The support you seek will depend on what you are comfortable with, and who you are happy to talk to.
It could mean opening up to a family member or friend, or it could mean looking for professional support from a therapist or counselor.
There might be deep-rooted issues that you need to address, and having a professional available to speak to will not only help you identify these, but they will give you the tools and coping mechanisms you need for the future.
Speaking to a friend or family member can also be really therapeutic too, and having them as a sounding board can also help you work your way through overthinking on your own.
There are also some great resources and groups online if you prefer to stay anonymous, all with people in a similar situation as you, and who understand what it is that you are going through.
Keep A Journal
It can be really difficult to keep a clear track of your thoughts, emotions, and the triggers that set them off.
To help with this, it is a great idea to keep a journal of what you feel, what you are thinking, and any other useful information.
When journaling, take the opportunity to write down whatever comes into mind, and whatever you feel.
This could be your insecurities, fears, needs, and more. Over time, you might be able to recognize a pattern in all of this, which could help you seek a positive way forward.
You might also pick up on unhealthy thinking patterns and problem-solving methods as well, which gives you the chance to address them and start building healthy coping methods.
Remember, nobody will see this so you can be as raw and real as possible.
Write about what a healthy relationship looks like to you. What you have learned about yourself from a past relationship.
It isn’t about trying to gain control of your thoughts, but not allowing them to have control over you.
If you feel comfortable, you can even share some of your findings with a trusted friend or counselor and they can provide an outside perspective on what may be going on.
Stop Revisiting Past Conversations
Do you find yourself rereading a text they have sent over and over again, somehow hoping to read something new or have something pop out at you?
This is unhealthy and is definitely something you need to try and avoid when hoping to be present.
If you have received a text you do not understand or which doesn’t sit well with you, the best thing you can do is speak to your partner about it.
You might have just misunderstood the tone or the message, and instead of spending all day thinking about it, you can clear it up with a phone call.
Enjoy Your Relationships
It can be so easy to forget that you are in a relationship with someone you love and enjoy being with when you spend all your time overthinking.
When you are feeling stressed and overwhelmed with your thoughts, try to remind yourself that you are actually with someone you love, and try your best to enjoy your relationship.
Take your partner out on a date, do something that both of you love, and be spontaneous.

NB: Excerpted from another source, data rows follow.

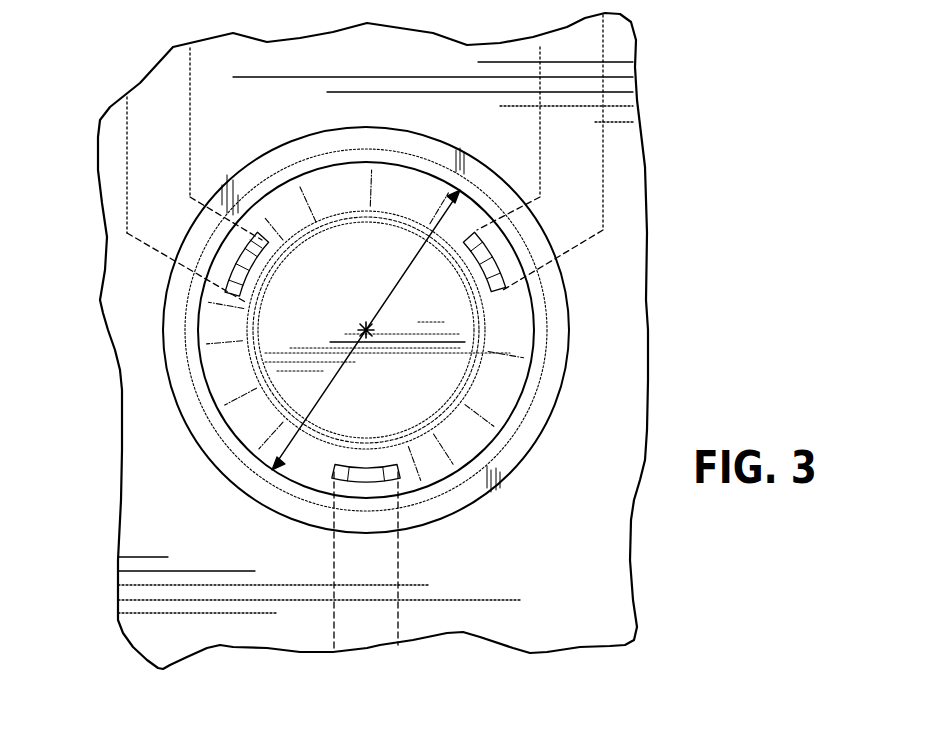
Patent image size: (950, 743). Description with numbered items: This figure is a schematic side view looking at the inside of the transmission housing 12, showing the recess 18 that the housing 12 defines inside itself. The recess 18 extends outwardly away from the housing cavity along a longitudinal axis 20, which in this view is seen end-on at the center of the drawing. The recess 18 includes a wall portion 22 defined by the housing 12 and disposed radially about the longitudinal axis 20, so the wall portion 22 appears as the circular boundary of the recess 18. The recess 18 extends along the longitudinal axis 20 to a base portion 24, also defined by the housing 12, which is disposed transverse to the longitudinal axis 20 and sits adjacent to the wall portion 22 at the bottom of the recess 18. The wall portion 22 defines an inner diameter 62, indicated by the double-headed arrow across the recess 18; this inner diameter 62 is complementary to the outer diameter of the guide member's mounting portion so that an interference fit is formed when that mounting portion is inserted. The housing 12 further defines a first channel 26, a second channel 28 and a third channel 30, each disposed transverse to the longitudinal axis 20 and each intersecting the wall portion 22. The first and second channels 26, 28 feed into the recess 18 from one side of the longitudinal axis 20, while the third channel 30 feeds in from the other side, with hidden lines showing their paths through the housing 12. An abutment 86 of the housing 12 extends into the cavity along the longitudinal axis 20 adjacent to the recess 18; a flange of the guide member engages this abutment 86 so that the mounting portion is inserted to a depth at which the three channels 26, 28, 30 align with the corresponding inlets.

The housing 12 is at (617, 342).
The recess 18 is at (257, 434).
The longitudinal axis 20 is at (373, 322).
The wall portion 22 is at (478, 437).
The base portion 24 is at (337, 233).
The first channel 26 is at (483, 273).
The second channel 28 is at (247, 262).
The third channel 30 is at (362, 473).
The inner diameter 62 is at (450, 200).
The abutment 86 is at (363, 132).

Doing this will cement you in the moment and remind you why you are together.
Challenge your thoughts and your fears, and ask yourself whether you are being rational or not.

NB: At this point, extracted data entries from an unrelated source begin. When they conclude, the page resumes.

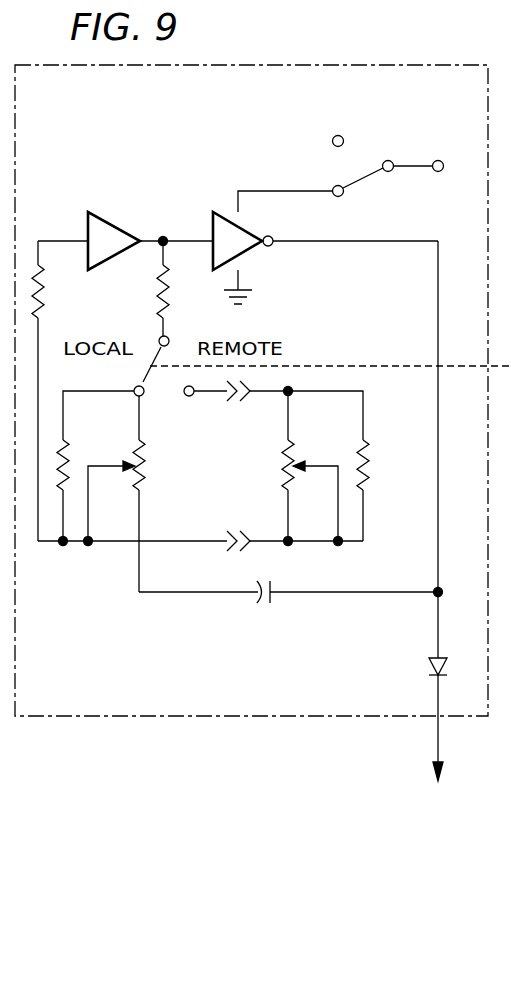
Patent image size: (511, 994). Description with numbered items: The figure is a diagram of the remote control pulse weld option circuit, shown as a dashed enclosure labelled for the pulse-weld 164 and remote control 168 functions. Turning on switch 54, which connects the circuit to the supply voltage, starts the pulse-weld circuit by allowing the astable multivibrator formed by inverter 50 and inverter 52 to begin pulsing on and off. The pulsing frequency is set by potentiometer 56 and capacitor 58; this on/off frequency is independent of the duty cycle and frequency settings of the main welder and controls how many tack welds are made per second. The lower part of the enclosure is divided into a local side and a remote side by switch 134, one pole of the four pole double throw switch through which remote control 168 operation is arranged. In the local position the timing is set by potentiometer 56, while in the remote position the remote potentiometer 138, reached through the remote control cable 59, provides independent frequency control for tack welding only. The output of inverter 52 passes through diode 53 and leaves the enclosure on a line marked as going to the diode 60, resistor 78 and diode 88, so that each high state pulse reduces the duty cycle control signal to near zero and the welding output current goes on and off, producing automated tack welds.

The inverter 50 is at (113, 222).
The inverter 52 is at (250, 253).
The diode 53 is at (430, 664).
The switch 54 is at (358, 176).
The potentiometer 56 is at (146, 468).
The capacitor 58 is at (276, 584).
The cable 59 is at (268, 394).
The switch 134 is at (146, 370).
The potentiometer 138 is at (281, 470).
The pulse-weld 164 is at (251, 360).
The remote control 168 is at (350, 64).
The diode 60 is at (437, 537).
The resistor 78 is at (437, 537).
The diode 88 is at (437, 537).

When you find yourself overthinking why he hasn’t texted back, challenge yourself by acknowledging that he likely hasn’t deserted you, but he is probably just busy at work.
Being able to keep yourself in check is a great skill to have, as nobody else will be able to do it for you when it is all in your mind!

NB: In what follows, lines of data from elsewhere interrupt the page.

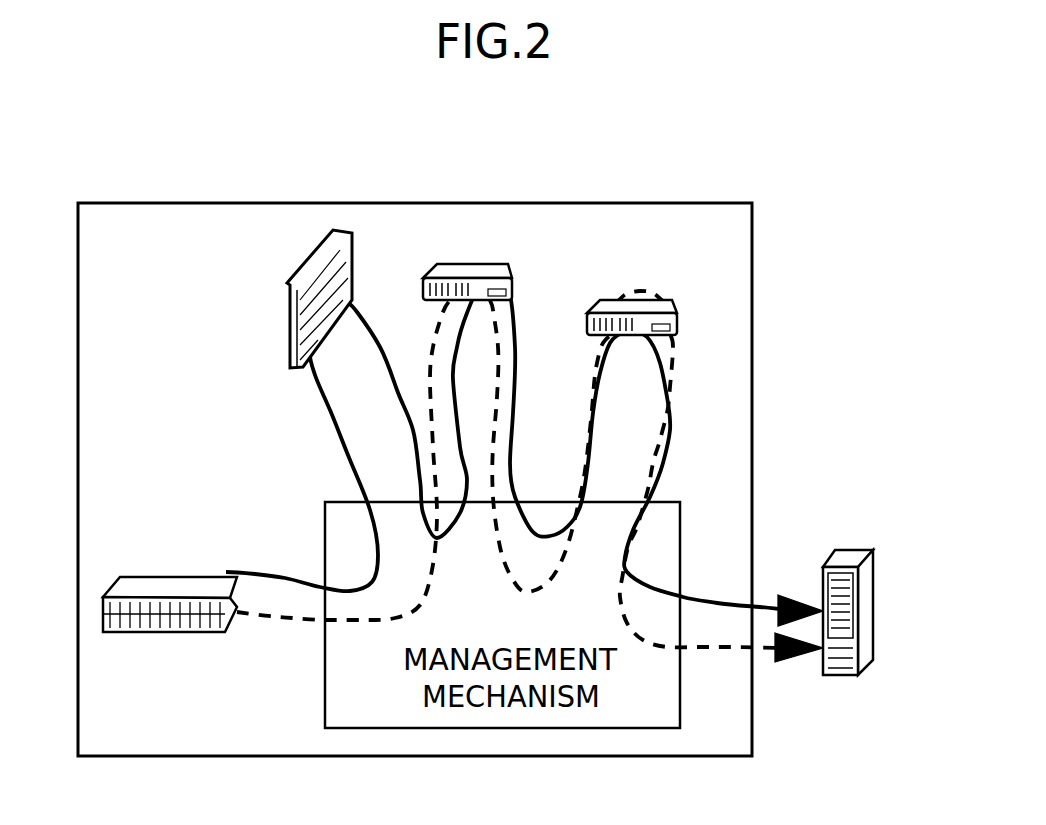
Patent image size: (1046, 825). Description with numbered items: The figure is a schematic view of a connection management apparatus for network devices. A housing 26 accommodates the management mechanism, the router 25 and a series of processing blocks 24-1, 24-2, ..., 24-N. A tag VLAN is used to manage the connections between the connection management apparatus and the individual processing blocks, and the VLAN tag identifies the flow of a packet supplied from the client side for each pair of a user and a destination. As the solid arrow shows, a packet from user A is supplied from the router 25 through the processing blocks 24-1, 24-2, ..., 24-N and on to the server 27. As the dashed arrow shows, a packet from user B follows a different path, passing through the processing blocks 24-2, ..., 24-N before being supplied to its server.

The processing block 24-1 is at (292, 294).
The processing block 24-2 is at (476, 268).
The processing block 24-N is at (617, 292).
The router 25 is at (167, 575).
The housing 26 is at (753, 268).
The server 27 is at (875, 595).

Bring yourself back to the present moment and realize that a lot of problems you’re analyzing aren’t occurring in the here-and-now but in your mind.
How To Stop Overthinking In A Relationship
If overthinking in your relationship is starting to negatively affect your mindset and mental well-being, as well as your relationship, then you need to try and put an end to it.
To do this, you first need to identify why it is that you might be overthinking things, and then put certain practices in place to stop this.
Hopefully, the above will give you some tools and practices necessary to stop overthinking everything in your relationship or to at least reduce how much you do.
Remember to be open with your partner and to seek help if you find yourself becoming overwhelmed or anxious.